Vivo menyiapkan headphone over-ear nirkabel perdananya dengan fitur yang langsung menonjol: koneksi multipoint ke tiga perangkat sekaligus. Artinya, satu headphone bisa dipakai bergantian untuk ponsel, tablet, dan laptop tanpa harus melakukan pairing ulang setiap kali berpindah perangkat.
Kemampuan itu membuat perangkat ini terasa relevan untuk pengguna yang aktif bekerja, belajar, dan berpindah tempat. Vivo tampaknya ingin membawa headphone ini keluar dari fungsi sekadar pemutar musik, lalu menjadikannya perangkat audio yang lebih praktis untuk rutinitas harian.
Vivo juga menegaskan kompatibilitasnya dengan banyak platform. Headphone ini disebut bisa tersambung ke Android, iOS, Windows, dan macOS, sehingga pengguna tidak dibatasi pada satu ekosistem saja.
Arah produk baru Vivo di lini audio
Kehadiran headphone ini menandai langkah baru Vivo di luar kategori earbuds true wireless stereo atau TWS. Sebelumnya, perusahaan sudah lebih dulu memiliki beberapa produk audio seperti TWS 2, TWS 3e, dan TWS 5i.
Dengan masuk ke kelas over-ear, Vivo memperluas pilihan perangkat audionya ke segmen yang biasanya lebih mengutamakan kenyamanan pemakaian jangka panjang.
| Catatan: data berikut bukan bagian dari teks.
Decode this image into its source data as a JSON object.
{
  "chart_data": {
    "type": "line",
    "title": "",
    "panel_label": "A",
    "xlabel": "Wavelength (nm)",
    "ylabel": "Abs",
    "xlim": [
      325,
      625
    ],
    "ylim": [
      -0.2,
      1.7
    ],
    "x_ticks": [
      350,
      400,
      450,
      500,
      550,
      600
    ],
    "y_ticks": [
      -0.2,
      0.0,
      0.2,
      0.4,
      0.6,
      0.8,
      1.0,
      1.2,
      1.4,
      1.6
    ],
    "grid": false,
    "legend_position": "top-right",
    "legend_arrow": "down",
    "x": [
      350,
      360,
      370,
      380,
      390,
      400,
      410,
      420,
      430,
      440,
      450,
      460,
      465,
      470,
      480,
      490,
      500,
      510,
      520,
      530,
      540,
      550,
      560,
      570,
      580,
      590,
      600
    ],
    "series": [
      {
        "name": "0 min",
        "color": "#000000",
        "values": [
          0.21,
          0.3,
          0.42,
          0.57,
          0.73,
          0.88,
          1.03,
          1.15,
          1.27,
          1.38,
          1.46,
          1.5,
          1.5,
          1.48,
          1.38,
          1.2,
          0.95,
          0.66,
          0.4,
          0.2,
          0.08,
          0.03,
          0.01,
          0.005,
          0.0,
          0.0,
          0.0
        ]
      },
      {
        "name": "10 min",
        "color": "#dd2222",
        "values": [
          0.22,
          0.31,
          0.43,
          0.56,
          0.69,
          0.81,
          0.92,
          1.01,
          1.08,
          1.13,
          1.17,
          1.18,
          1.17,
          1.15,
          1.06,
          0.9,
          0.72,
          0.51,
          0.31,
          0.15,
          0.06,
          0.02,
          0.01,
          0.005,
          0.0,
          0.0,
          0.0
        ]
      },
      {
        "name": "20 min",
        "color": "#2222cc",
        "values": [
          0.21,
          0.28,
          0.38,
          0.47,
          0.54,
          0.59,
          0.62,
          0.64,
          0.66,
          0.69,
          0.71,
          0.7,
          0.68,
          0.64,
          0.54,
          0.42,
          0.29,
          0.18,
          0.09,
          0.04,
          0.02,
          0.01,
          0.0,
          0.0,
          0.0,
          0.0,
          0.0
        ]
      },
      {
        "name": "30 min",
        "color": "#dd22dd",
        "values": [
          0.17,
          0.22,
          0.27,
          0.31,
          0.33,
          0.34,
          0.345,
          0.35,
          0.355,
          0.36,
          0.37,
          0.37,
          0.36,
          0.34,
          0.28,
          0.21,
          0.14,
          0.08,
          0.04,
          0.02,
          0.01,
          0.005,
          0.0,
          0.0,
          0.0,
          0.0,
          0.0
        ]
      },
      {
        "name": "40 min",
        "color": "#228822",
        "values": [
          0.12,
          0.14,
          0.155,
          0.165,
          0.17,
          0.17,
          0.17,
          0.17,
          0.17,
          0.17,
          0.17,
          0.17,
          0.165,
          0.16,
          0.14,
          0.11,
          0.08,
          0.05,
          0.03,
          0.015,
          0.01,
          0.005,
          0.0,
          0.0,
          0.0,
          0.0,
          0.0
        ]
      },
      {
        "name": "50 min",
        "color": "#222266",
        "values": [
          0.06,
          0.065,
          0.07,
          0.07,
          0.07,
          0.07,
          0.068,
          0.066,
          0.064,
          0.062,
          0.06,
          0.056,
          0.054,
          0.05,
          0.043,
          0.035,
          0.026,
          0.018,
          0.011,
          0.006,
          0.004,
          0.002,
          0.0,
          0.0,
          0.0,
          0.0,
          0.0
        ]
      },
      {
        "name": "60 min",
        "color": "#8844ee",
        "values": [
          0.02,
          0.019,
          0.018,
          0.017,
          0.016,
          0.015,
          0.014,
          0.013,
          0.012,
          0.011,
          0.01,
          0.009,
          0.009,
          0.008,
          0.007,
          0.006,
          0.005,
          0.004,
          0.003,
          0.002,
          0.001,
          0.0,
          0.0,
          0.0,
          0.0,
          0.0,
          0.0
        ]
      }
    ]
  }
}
Sasaran utamanya terlihat jelas: pengguna yang membutuhkan fleksibilitas tinggi saat berpindah antarperangkat.
Desain sederhana, dibuat untuk pemakaian lama
Dari teaser resmi yang beredar, Vivo memilih pendekatan desain minimalis. Headphone ini memakai headband sederhana, earcup besar, dan bantalan empuk agar nyaman dipakai lebih lama.
Bobotnya disebut sekitar 238 gram, angka yang cukup ringan untuk kategori headphone over-ear. Vivo juga menyiapkan dua pilihan warna, yaitu Cloud White dan Breeze Purple.
Spesifikasi audio yang disiapkan Vivo
Untuk urusan suara, Vivo membekali perangkat ini dengan driver dinamis 40 mm. Ukuran driver seperti ini umumnya mendukung karakter suara yang lebih penuh pada headphone over-ear.
Selain itu, headphone ini sudah dilengkapi active noise cancellation atau ANC. Fitur tersebut berguna untuk meredam kebisingan sekitar, terutama saat dipakai di ruang ramai, ketika belajar, atau saat bepergian.
Vivo juga menyertakan audio spasial 360 derajat dan Hi-Res Audio. Kombinasi ini menunjukkan bahwa perangkat tersebut tidak hanya diposisikan sebagai aksesori pelengkap, tetapi sebagai headphone nirkabel dengan fokus audio yang serius.
Masih ada detail yang belum dibuka
Sejumlah informasi penting tentang perangkat ini belum diumumkan, termasuk daya tahan baterai, kecepatan pengisian daya, dan fitur lain yang mungkin ikut hadir. Harga resminya juga masih belum dipublikasikan.
Spesifikasi lengkap beserta banderolnya disebut akan diperkenalkan dalam waktu dekat. Headphone ini dikabarkan akan diumumkan di China bersamaan dengan peluncuran seri ponsel Vivo S60 dan earbuds TWS 5e terbaru pada Jumat (29/5/2026).
Jika seluruh detail yang belum dibuka itu sesuai harapan, headphone over-ear pertama Vivo berpotensi menjadi pelengkap penting di lini audio perusahaan. Fokus pada koneksi lintas perangkat membuatnya tampil sebagai perangkat yang memang disiapkan untuk mobilitas dan penggunaan harian.